= Norhan Amed =

Egyptian basketball player

Norhan Amed (born 21 July 1997 in Cairo) is an Egyptian basketball player who plays as a forward for the Egyptian women's basketball team and also Sporting Club in Egypt. She is 5 feet 10 inches (179) tall.

== Career highlight ==

=== National Team Senior ===
Sources:
- In the 2023 FIBA Women's AfroBasket, she played three games, averaging 1.7 points, 0.7 rebounds, 0.7 assists, and an efficiency rating of 0.7.
- During the 2023 FIBA Women's AfroBasket qualifiers, she participated in five games, averaging 3.4 points, 2 rebounds, 0.4 assists, and an efficiency rating of 1.2.
- In the 2021 FIBA Women's AfroBasket, she played five games, averaging 5.6 points, 1.6 rebounds, 0.8 assists, and an efficiency rating of 5.2.
- At the 2021 FIBA Women's Afrobasket - Qualifiers - Zone 5, she participated in four games, averaging 6.3 points, 0.8 rebounds, 1.8 assists, and an efficiency rating of 6.
- Overall, her total averages for the national team senior level are 4.6 points, 1.4 rebounds, 1 assist, and an efficiency rating of 3.6.

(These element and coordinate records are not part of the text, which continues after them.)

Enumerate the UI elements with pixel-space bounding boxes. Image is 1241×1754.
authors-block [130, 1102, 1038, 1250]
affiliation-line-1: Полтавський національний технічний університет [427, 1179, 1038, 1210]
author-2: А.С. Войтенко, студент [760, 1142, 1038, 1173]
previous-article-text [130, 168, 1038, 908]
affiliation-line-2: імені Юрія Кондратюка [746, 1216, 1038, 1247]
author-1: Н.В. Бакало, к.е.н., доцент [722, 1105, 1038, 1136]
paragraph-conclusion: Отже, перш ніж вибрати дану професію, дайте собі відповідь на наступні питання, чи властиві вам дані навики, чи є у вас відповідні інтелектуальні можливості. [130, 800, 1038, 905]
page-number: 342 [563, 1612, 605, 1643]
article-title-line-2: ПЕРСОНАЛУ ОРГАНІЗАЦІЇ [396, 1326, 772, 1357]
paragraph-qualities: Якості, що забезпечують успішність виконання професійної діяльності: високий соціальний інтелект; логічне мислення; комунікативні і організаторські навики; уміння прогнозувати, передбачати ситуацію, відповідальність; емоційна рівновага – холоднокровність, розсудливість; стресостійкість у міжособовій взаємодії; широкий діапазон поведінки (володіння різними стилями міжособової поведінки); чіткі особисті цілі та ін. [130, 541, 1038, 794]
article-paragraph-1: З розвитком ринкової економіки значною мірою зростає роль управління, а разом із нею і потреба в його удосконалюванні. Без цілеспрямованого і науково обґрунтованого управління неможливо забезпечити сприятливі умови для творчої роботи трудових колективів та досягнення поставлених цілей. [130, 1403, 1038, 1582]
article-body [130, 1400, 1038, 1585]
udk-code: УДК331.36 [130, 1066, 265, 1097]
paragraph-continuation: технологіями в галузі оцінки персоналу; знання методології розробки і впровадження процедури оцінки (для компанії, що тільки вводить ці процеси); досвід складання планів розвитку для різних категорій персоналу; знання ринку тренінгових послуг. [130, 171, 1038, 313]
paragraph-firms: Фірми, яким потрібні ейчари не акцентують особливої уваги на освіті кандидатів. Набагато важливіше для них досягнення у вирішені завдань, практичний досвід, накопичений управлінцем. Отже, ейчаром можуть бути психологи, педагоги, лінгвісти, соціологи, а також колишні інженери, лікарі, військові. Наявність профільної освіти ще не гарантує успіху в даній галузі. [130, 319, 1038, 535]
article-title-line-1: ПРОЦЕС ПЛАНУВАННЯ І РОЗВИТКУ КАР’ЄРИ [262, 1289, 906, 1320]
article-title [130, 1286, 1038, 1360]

=== National Team Youth ===
During the 2013 FIBA Africa U16 Championship for Women, she participated in six games, averaging 7.5 points, 1.2 rebounds, 0.5 assists, and an efficiency rating of 7.8. In the 2014 FIBA U17 World Championship for Women, she played seven games, averaging 5 points, 3.1 rebounds, 0.9 assists, and an efficiency rating of 0.3.

=== Leagues ===
In the 2023 FIBA Africa Women's Basketball League, playing for Sporting, she participated in seven games, averaging 5.6 points, 1.7 rebounds, 1 assist, and an efficiency rating of 5. During the 2022 FIBA Africa Champions Cup Women, also with Sporting, she played six games, averaging 8.3 points, 2.7 rebounds, 0.3 assists, and an efficiency rating of 5.2.